There’s no doubt the internet has changed our education system and the way Kiwi kids learn – the trouble is, not everyone has access to it.
That’s why Te Aka Toitū Trust is working hard to bridge ‘the digital divide’ that exists in Eastern Bay of Plenty homes and give all students an equal opportunity in today’s tech-savvy world.
“Doing assignments and homework using pen and paper is a thing of the past,” explains Keld Hunia, the Trust’s project manager.
“Most schools now email or post homework online for students to download and complete. But those children who don’t have internet access at home or a digital device have no ability to do that and are missing out.
“Our Trust aims to achieve connectivity for those students in lower decile areas where those gaps exist.”
Six Eastern Bay schools have become involved with the Trust since it was launched in 2016 and Murupara Area School is next in line to receive help.
Statistics New Zealand figures show a staggering 40 per cent of households in Murupara do not have internet access – twice the national average of those who miss out.
Now a special ‘Murupara Connectivity Project’ is underway to boost internet access for local families and BayTrust has contributed the final $15,000 required to make it happen.
“We were super stoked to hear BayTrust had approved our grant application,” Keld says. “It meant we could go to the installers, the schools and local families to say we have the green light.”
The project will cost $55,000 in total, with other community funders also contributing alongside local iwi Ngāti Manawa.
Three special repeater towers have already been installed in the hills surrounding Murupara and on the Galatea plains to create a grid covering the town. This grid will capture the school’s existing broadband signal and spread it further afield.
“The next step is to install CPE devices on the roof of people’s homes. They look similar to a Sky dish, only smaller. That will provide that home with unlimited filtered access to the internet free of charge.”
Keld says children will be able to log onto their school network and access the work they need to complete – but the ‘filtered’ aspect means they cannot go on social media, play games like Fortnite or shop online.
“This will make a huge difference for our children’s education because learning for them isn’t between 8:30am and 3pm. It should be anywhere, any time, and it should be at their own pace. This gives them the ability to do that.
“But it’s not just about children’s education. This will strengthen the Murupara community. Where there’s internet in the house, everyone benefits from it and it can have some great economic spin-offs.”
When a similar project was organised in the nearby township of Minginui, it allowed the local nursery to connect to the internet which boosted online orders. “Eight people suddenly become employed to fill those orders where they hadn’t had work since the railway closed in the 1980s,” Keld says.

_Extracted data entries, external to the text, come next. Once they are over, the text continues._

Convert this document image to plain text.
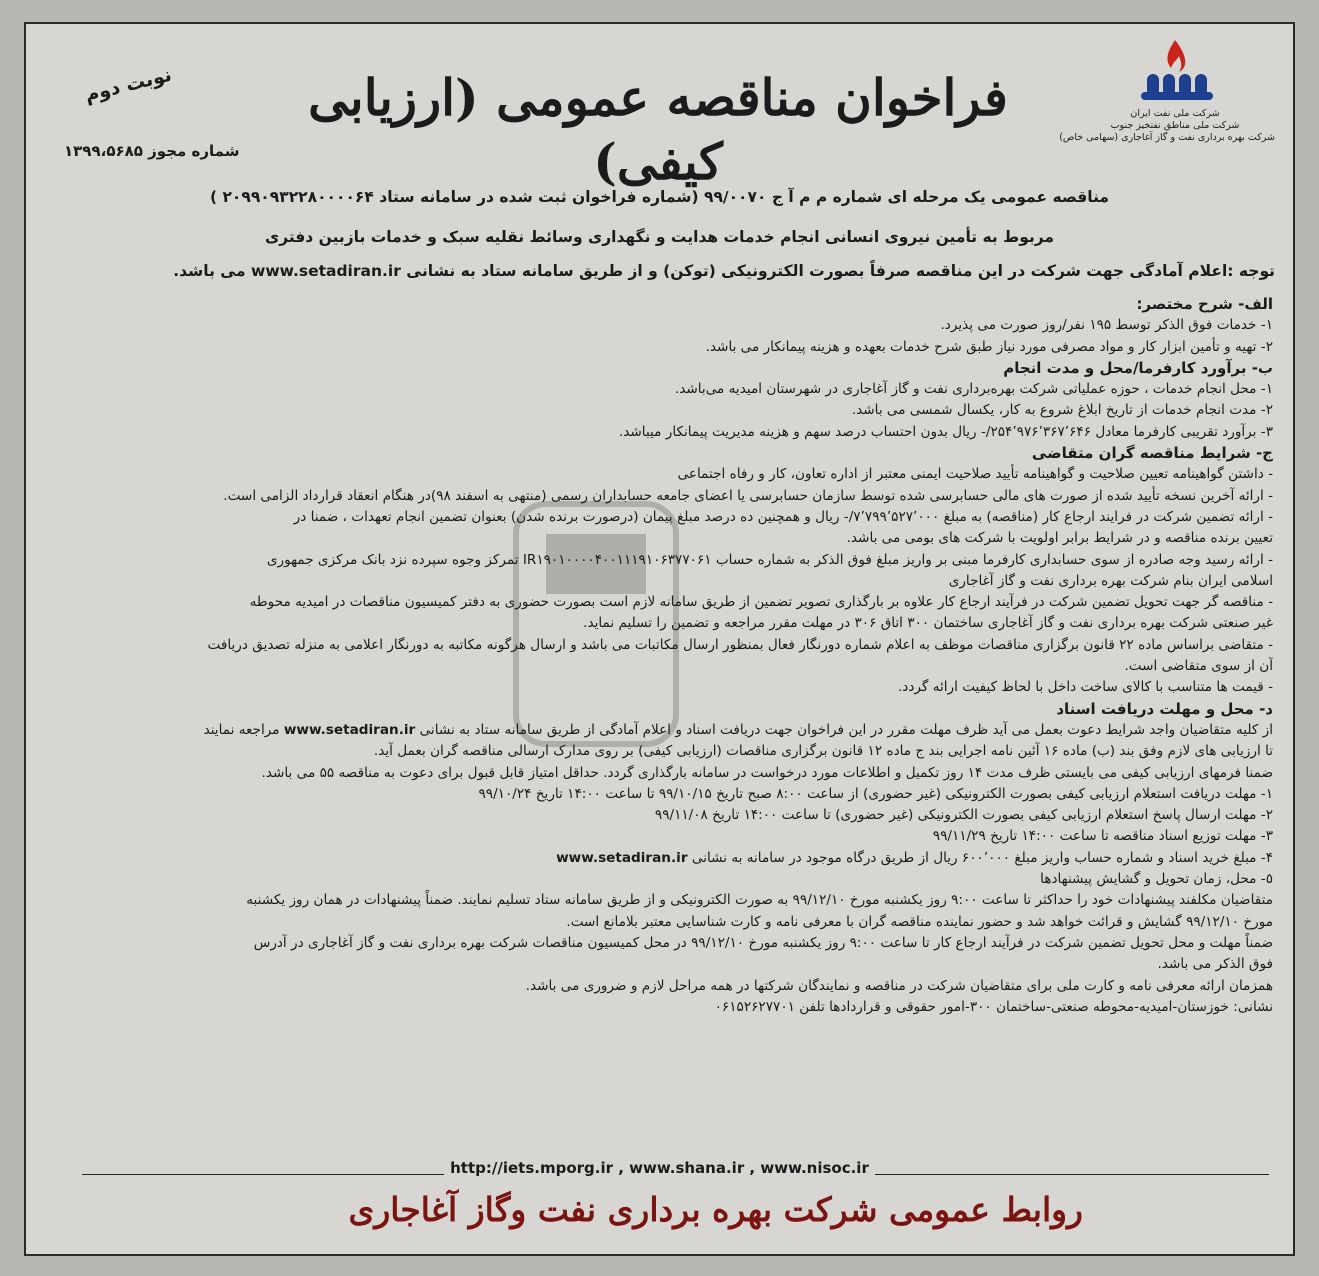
شرکت ملی نفت ایران
شرکت ملی مناطق نفتخیز جنوب
شرکت بهره برداری نفت و گاز آغاجاری (سهامی خاص)
فراخوان مناقصه عمومی (ارزیابی کیفی)
نوبت دوم
شماره مجوز ۱۳۹۹،۵۶۸۵
مناقصه عمومی یک مرحله ای شماره م م آ ج ۹۹/۰۰۷۰ (شماره فراخوان ثبت شده در سامانه ستاد ۲۰۹۹۰۹۳۲۲۸۰۰۰۰۶۴ )
مربوط به تأمین نیروی انسانی انجام خدمات هدایت و نگهداری وسائط نقلیه سبک و خدمات بازبین دفتری
توجه :اعلام آمادگی جهت شرکت در این مناقصه صرفاً بصورت الکترونیکی (توکن) و از طریق سامانه ستاد به نشانی www.setadiran.ir می باشد.

الف- شرح مختصر:

۱- خدمات فوق الذکر توسط ۱۹۵ نفر/روز صورت می پذیرد.

۲- تهیه و تأمین ابزار کار و مواد مصرفی مورد نیاز طبق شرح خدمات بعهده و هزینه پیمانکار می باشد.

ب- برآورد کارفرما/محل و مدت انجام

۱- محل انجام خدمات ، حوزه عملیاتی شرکت بهره‌برداری نفت و گاز آغاجاری در شهرستان امیدیه می‌باشد.

۲- مدت انجام خدمات از تاریخ ابلاغ شروع به کار، یکسال شمسی می باشد.

۳- برآورد تقریبی کارفرما معادل ۲۵۴٬۹۷۶٬۳۶۷٬۶۴۶/- ریال بدون احتساب درصد سهم و هزینه مدیریت پیمانکار میباشد.

ج- شرایط مناقصه گران متقاضی

- داشتن گواهینامه تعیین صلاحیت و گواهینامه تأیید صلاحیت ایمنی معتبر از اداره تعاون، کار و رفاه اجتماعی

- ارائه آخرین نسخه تأیید شده از صورت های مالی حسابرسی شده توسط سازمان حسابرسی یا اعضای جامعه حسابداران رسمی (منتهی به اسفند ۹۸)در هنگام انعقاد قرارداد الزامی است.

- ارائه تضمین شرکت در فرایند ارجاع کار (مناقصه) به مبلغ ۷٬۷۹۹٬۵۲۷٬۰۰۰/- ریال و همچنین ده درصد مبلغ پیمان (درصورت برنده شدن) بعنوان تضمین انجام تعهدات ، ضمنا در

تعیین برنده مناقصه و در شرایط برابر اولویت با شرکت های بومی می باشد.

- ارائه رسید وجه صادره از سوی حسابداری کارفرما مبنی بر واریز مبلغ فوق الذکر به شماره حساب IR۱۹۰۱۰۰۰۰۴۰۰۱۱۱۹۱۰۶۳۷۷۰۶۱ تمرکز وجوه سپرده نزد بانک مرکزی جمهوری

اسلامی ایران بنام شرکت بهره برداری نفت و گاز آغاجاری

- مناقصه گر جهت تحویل تضمین شرکت در فرآیند ارجاع کار علاوه بر بارگذاری تصویر تضمین از طریق سامانه لازم است بصورت حضوری به دفتر کمیسیون مناقصات در امیدیه محوطه

غیر صنعتی شرکت بهره برداری نفت و گاز آغاجاری ساختمان ۳۰۰ اتاق ۳۰۶ در مهلت مقرر مراجعه و تضمین را تسلیم نماید.

- متقاضی براساس ماده ۲۲ قانون برگزاری مناقصات موظف به اعلام شماره دورنگار فعال بمنظور ارسال مکاتبات می باشد و ارسال هرگونه مکاتبه به دورنگار اعلامی به منزله تصدیق دریافت

آن از سوی متقاضی است.

- قیمت ها متناسب با کالای ساخت داخل با لحاظ کیفیت ارائه گردد.

د- محل و مهلت دریافت اسناد

از کلیه متقاضیان واجد شرایط دعوت بعمل می آید ظرف مهلت مقرر در این فراخوان جهت دریافت اسناد و اعلام آمادگی از طریق سامانه ستاد به نشانی www.setadiran.ir مراجعه نمایند

تا ارزیابی های لازم وفق بند (ب) ماده ۱۶ آئین نامه اجرایی بند ج ماده ۱۲ قانون برگزاری مناقصات (ارزیابی کیفی) بر روی مدارک ارسالی مناقصه گران بعمل آید.

ضمنا فرمهای ارزیابی کیفی می بایستی ظرف مدت ۱۴ روز تکمیل و اطلاعات مورد درخواست در سامانه بارگذاری گردد. حداقل امتیاز قابل قبول برای دعوت به مناقصه ۵۵ می باشد.

۱- مهلت دریافت استعلام ارزیابی کیفی بصورت الکترونیکی (غیر حضوری) از ساعت ۸:۰۰ صبح تاریخ ۹۹/۱۰/۱۵ تا ساعت ۱۴:۰۰ تاریخ ۹۹/۱۰/۲۴

۲- مهلت ارسال پاسخ استعلام ارزیابی کیفی بصورت الکترونیکی (غیر حضوری) تا ساعت ۱۴:۰۰ تاریخ ۹۹/۱۱/۰۸

۳- مهلت توزیع اسناد مناقصه تا ساعت ۱۴:۰۰ تاریخ ۹۹/۱۱/۲۹

۴- مبلغ خرید اسناد و شماره حساب واریز مبلغ ۶۰۰٬۰۰۰ ریال از طریق درگاه موجود در سامانه به نشانی www.setadiran.ir

٥- محل، زمان تحویل و گشایش پیشنهادها

متقاضیان مکلفند پیشنهادات خود را حداکثر تا ساعت ۹:۰۰ روز یکشنبه مورخ ۹۹/۱۲/۱۰ به صورت الکترونیکی و از طریق سامانه ستاد تسلیم نمایند. ضمناً پیشنهادات در همان روز یکشنبه

مورخ ۹۹/۱۲/۱۰ گشایش و قرائت خواهد شد و حضور نماینده مناقصه گران با معرفی نامه و کارت شناسایی معتبر بلامانع است.

ضمناً مهلت و محل تحویل تضمین شرکت در فرآیند ارجاع کار تا ساعت ۹:۰۰ روز یکشنبه مورخ ۹۹/۱۲/۱۰ در محل کمیسیون مناقصات شرکت بهره برداری نفت و گاز آغاجاری در آدرس

فوق الذکر می باشد.

همزمان ارائه معرفی نامه و کارت ملی برای متقاضیان شرکت در مناقصه و نمایندگان شرکتها در همه مراحل لازم و ضروری می باشد.

نشانی: خوزستان-امیدیه-محوطه صنعتی-ساختمان ۳۰۰-امور حقوقی و قراردادها تلفن ۰۶۱۵۲۶۲۷۷۰۱

http://iets.mporg.ir , www.shana.ir , www.nisoc.ir
روابط عمومی شرکت بهره برداری نفت وگاز آغاجاری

A public information evening will be held at Murupara Area School in early May to outline the next steps for local families who are interested in signing up.
Keld says the funds from BayTrust will be spent on buying and installing the CPE devices as well as purchasing Chromebooks to give to families in need. About 160 CPE devices will be available for distribution but the Trust is still working to establish how many families are likely to join the scheme.
“We’ll be rolling this initiative out in waves – firstly to those homes with no internet, then to those whose only access is via a smartphone. Finally, we’ll help those who have limited access or who don’t use an Internet Service Provider (ISP) for whatever reason,” Keld says.
“We want families to have some skin in the game as well, so we’ll be asking them to buy their own Chromebooks. But if they have three or four children and need multiple devices, they will be asked to buy the first two and we will supply the rest.”
The Trust has partnered with First Credit Union to help underwrite loans for those families who need to borrow funds so everyone can buy the digital devices they need.
“While internet access does already exist in Murupara, this scheme will allow families who can’t afford to pay a monthly invoice to an ISP to gain access to the internet for their children’s benefit.
“Once we’re done in Murupara, we’ll be looking to do the same thing in Kawerau so all our tamariki in the Eastern Bay can bridge that digital divide.”